I welcomed the new year at a friends house somewhere near Nottingham, fourteen of us from college spending a decreasingly civilised evening making conversation of diminishing coherency. Supper was vast quantities of lasagne, consumed with alcohol purloined from the cellar of a generous parent and surrounded by replica armour from the civil war. Anyone who will waste decent wine on undiscriminating students and decorate their dining room with fearsome weaponry is alright in my book.

Drinking games of an increasingly ribald nature brought us to midnight, and we listened to the chimes of Big Ben as we attempted a rendition of ‘Auld Lang Syne’. After mumbling our way through a couple of verses, we were corralled outside to perform the world’s most arrhythmic and uncoordinated conga-line through the streets of the village. The faint hearted were soon off to bed, leaving the rest of us to make valiant effort to finish the drink before discovering exactly how many inebriated Cambridge University students it takes to successfully operate folding beds.

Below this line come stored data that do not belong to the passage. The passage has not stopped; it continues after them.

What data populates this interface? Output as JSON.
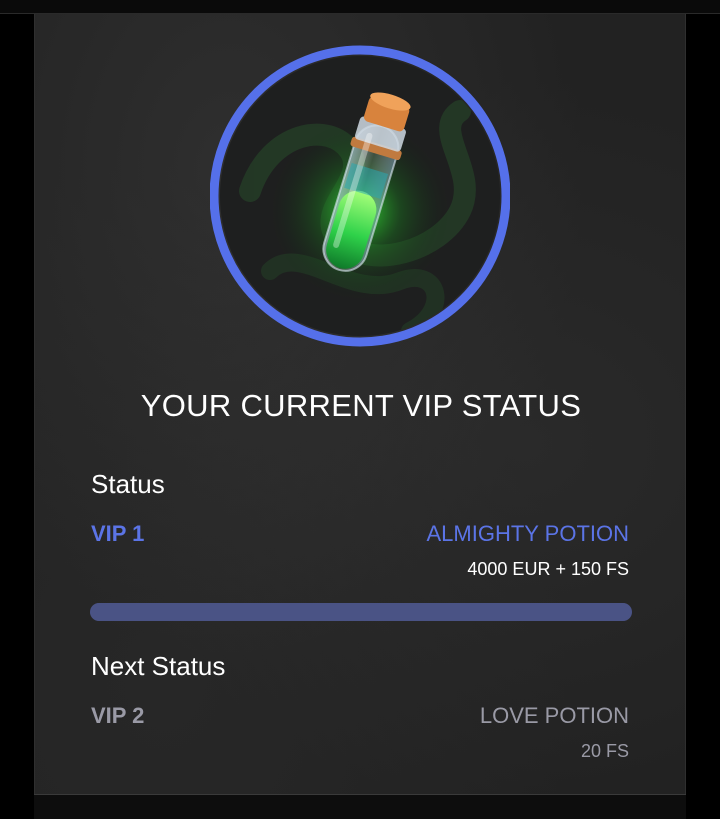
{
  "colors": {
    "accent": "#5b74e6",
    "muted": "#9a9aa6",
    "text": "#ffffff",
    "progress_track": "#3f4775"
  },
  "emblem": {
    "icon": "potion-bottle-icon",
    "ring_color": "#5570ea"
  },
  "title": "YOUR CURRENT VIP STATUS",
  "current": {
    "label": "Status",
    "level": "VIP 1",
    "reward_name": "ALMIGHTY POTION",
    "reward_value": "4000 EUR + 150 FS"
  },
  "progress": {
    "fraction": 1.0
  },
  "next": {
    "label": "Next Status",
    "level": "VIP 2",
    "reward_name": "LOVE POTION",
    "reward_value": "20 FS"
  }
}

We emerged the next morning in states of varying dishevelment, the prize taken as ever by someone whose pillow-crafted hair defies belief, not to mention the laws of physics. A fry-up was prepared, the chef resplendent in blue dressing gown and slippers. (Looking through the photos my sister said he looked like a mafia boss, which is not the first time such comparison has been made). Fortification with bacon and egg returned some semblance of conscious thought, and after a shamefully brief attempt to help with the tidying everyone went their separate ways home.

A plot of sophistication against time shows an encouraging start before a precipitous plunge from which there is no recovery. Without doubt a grand New Year.